- September 24, 2015
Get to Know Your Work
I decided to experiment with keeping a journal of my projects: an iterative, running log that captures all the small day-to-day decisions made internally or with the client, in one place. It began as a way to keep myself more organized, but I’ve noticed a few benefits to this practice, and overall, it’s been a way for me to get to know my work much better. Unexpectedly, presenting my design work has become much easier, as this journaling has been a way for me to rehearse and commit to memory exactly what happens when anything is clicked, why I made each design decision, and how this will all come together in the CMS.
One of the biggest hurdles of creating an extensive design system is keeping track of all the small decisions that make up the full project.

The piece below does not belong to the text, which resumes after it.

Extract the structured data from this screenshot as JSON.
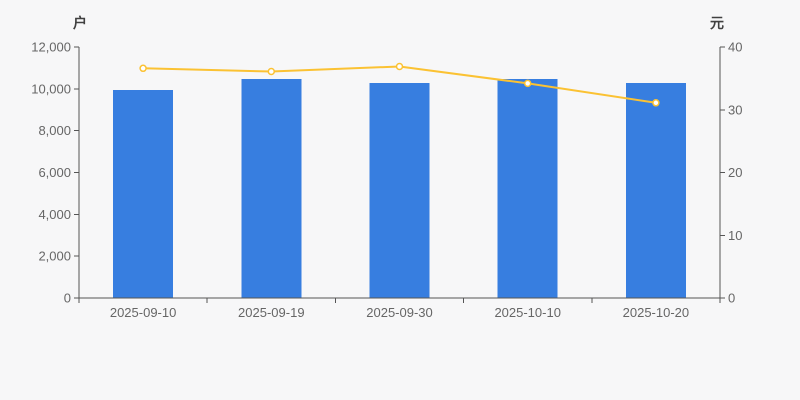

Throughout a project so many tiny bits of information are created, delivered, revised, and approved. These small decisions, in the form of design rationale, client feedback, and meeting notes, end up defining the larger project, and are usually collected in various Basecamp threads and emails. At the end of a project they are revisited in some type of formal documentation—as style guides, annotations, and/or a functional spec. But as I’ve worked on larger-scale projects that span a greater number of months, I’ve found the method of waiting til I’m finished designing to write down how things work no longer suits my project needs (and I wonder if it ever did?). Crucial details can be overlooked or forgotten.
As I go, I collect all these small decisions in one long Google Doc, which, for me, is convenient for ease of organization. For example, I paste in client feedback that doesn’t necessarily relate to design but will be important to keep in mind later for development. I write up my design rationale and functionality logic to be sure it all makes sense. A side benefit I’ve found when doing this is that putting these planned design interactions into words helps me rationalize my design decisions and find holes in my logic. I use this as an exercise in getting to know my own work better. Above all, compiling all these smaller parts helps me see patterns and not lose sight of the larger system.

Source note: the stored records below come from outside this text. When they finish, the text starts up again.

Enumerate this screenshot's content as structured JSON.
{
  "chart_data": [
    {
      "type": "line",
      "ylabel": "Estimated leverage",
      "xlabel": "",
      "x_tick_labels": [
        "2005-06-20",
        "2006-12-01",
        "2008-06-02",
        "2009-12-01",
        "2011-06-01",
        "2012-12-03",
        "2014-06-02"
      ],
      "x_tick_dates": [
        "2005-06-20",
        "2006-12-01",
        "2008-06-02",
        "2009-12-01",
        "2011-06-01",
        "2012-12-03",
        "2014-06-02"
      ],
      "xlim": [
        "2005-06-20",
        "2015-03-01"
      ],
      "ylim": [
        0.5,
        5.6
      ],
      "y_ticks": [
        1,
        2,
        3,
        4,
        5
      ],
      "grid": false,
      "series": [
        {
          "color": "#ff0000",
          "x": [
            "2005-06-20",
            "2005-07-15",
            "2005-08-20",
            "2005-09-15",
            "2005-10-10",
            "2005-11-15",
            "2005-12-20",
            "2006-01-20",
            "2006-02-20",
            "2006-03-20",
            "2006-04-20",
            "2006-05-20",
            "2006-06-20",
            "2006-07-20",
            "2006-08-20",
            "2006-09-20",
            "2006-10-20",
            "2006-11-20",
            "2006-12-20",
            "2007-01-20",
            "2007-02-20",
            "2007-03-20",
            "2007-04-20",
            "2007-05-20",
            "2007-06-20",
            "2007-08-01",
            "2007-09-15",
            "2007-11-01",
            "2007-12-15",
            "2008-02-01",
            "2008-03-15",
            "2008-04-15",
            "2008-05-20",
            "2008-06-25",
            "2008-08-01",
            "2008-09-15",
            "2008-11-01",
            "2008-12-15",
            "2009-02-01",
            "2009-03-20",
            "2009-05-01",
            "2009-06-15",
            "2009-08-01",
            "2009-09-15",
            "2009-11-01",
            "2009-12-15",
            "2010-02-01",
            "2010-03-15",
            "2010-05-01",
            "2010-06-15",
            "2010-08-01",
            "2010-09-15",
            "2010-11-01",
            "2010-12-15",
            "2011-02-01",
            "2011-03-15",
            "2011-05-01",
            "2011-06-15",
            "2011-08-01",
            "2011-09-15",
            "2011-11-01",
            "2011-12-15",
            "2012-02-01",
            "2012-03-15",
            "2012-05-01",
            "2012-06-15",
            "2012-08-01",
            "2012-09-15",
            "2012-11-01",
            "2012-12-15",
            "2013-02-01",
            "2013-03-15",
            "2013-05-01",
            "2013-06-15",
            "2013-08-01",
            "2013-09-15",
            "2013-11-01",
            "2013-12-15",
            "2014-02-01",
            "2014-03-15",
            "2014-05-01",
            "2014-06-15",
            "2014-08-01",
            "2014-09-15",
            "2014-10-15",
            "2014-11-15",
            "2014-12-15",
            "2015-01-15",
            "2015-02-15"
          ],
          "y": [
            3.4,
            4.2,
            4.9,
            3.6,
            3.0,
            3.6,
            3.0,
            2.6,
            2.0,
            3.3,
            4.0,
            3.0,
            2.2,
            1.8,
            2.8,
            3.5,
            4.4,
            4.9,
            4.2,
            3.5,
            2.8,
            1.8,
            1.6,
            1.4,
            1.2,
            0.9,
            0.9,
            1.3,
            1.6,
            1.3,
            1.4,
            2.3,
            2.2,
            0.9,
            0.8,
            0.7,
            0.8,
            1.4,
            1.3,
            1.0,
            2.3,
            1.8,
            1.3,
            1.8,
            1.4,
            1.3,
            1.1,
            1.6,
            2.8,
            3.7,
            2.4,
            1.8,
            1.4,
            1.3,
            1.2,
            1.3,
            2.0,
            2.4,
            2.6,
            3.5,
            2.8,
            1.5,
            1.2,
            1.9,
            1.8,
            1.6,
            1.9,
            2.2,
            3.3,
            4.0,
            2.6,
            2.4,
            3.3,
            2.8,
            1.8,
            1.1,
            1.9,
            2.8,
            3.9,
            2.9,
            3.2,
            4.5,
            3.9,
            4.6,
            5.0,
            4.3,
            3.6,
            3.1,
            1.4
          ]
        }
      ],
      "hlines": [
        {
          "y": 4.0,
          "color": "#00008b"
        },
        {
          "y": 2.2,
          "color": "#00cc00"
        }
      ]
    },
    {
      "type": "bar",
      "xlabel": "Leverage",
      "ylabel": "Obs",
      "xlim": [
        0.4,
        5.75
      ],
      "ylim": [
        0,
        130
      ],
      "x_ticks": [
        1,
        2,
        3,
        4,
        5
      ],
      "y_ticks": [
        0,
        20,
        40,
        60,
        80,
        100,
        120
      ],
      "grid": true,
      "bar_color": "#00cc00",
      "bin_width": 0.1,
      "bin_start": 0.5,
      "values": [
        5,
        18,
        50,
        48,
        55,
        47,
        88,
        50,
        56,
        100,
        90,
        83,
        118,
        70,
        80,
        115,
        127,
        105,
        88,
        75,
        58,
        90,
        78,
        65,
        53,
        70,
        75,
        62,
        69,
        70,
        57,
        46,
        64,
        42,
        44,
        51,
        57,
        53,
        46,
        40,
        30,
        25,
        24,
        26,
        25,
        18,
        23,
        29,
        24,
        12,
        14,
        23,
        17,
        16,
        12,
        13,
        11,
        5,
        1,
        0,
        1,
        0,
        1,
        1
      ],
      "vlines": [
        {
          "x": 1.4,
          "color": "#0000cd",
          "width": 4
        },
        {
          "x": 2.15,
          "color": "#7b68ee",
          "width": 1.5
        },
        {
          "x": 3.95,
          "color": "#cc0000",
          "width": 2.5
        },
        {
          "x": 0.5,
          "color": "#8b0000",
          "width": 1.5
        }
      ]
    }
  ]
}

Once that first chunk of my design system is fleshed out, it’s helpful to have a constantly-updating log of wayfinding, navigation, and functionality rules that I can reference at any point in the project. These pieces will typically help form the bones of a more formalized style guide.
Depending on the size of the project, timing for when to begin this log varies. I’ve found it helpful to begin just after approval of an initial design direction. This is a good time to write down my conceptual choices and my expectations for how things will begin to work—core concepts that I can come back to when I get stuck. After a few diverse pages are completed, it may be time to write about my type hierarchy and perhaps limit the number of colors I’m using. This is typically the most useful information to help get front-end development started more swiftly, since these stylistic building blocks are gathered in one place.
But since the log is only an internal draft, there’s enough wiggle room to change things if new styles or revisions are needed. The key is finding the balance between defining styles efficiently and defining them too early. I want flexibility and structure in equal measure, which can become challenging. It’s hard to know when in the design process it’s time to define design system styles in some sort of formalized documentation (for example, a style guide). Set everything in stone too early, and you’ve got a boring and limited design system on your hands—too late, and you’ll be herding cats later on, as you narrow down oodles of typography and link styles.
As it stands, my running notes are only used for internal reference, but in the future, I hope to find a way to turn them into a more collaborative process. Since the full Google Doc is often too much information when shared all at once, I’ve found it best to pull apart this document near the beginning of front-end development. This allows me to surface exact design styles as a style guide draft, but keep more detailed functionality notes as a personal reference tool for writing annotations and answering QA questions. Setting important snippets of information aside as they come in has been helpful to me as an internal tool, saving me hours later down the line when it’s time to confidently communicate design decisions to whomever else will help maintain the system in the future.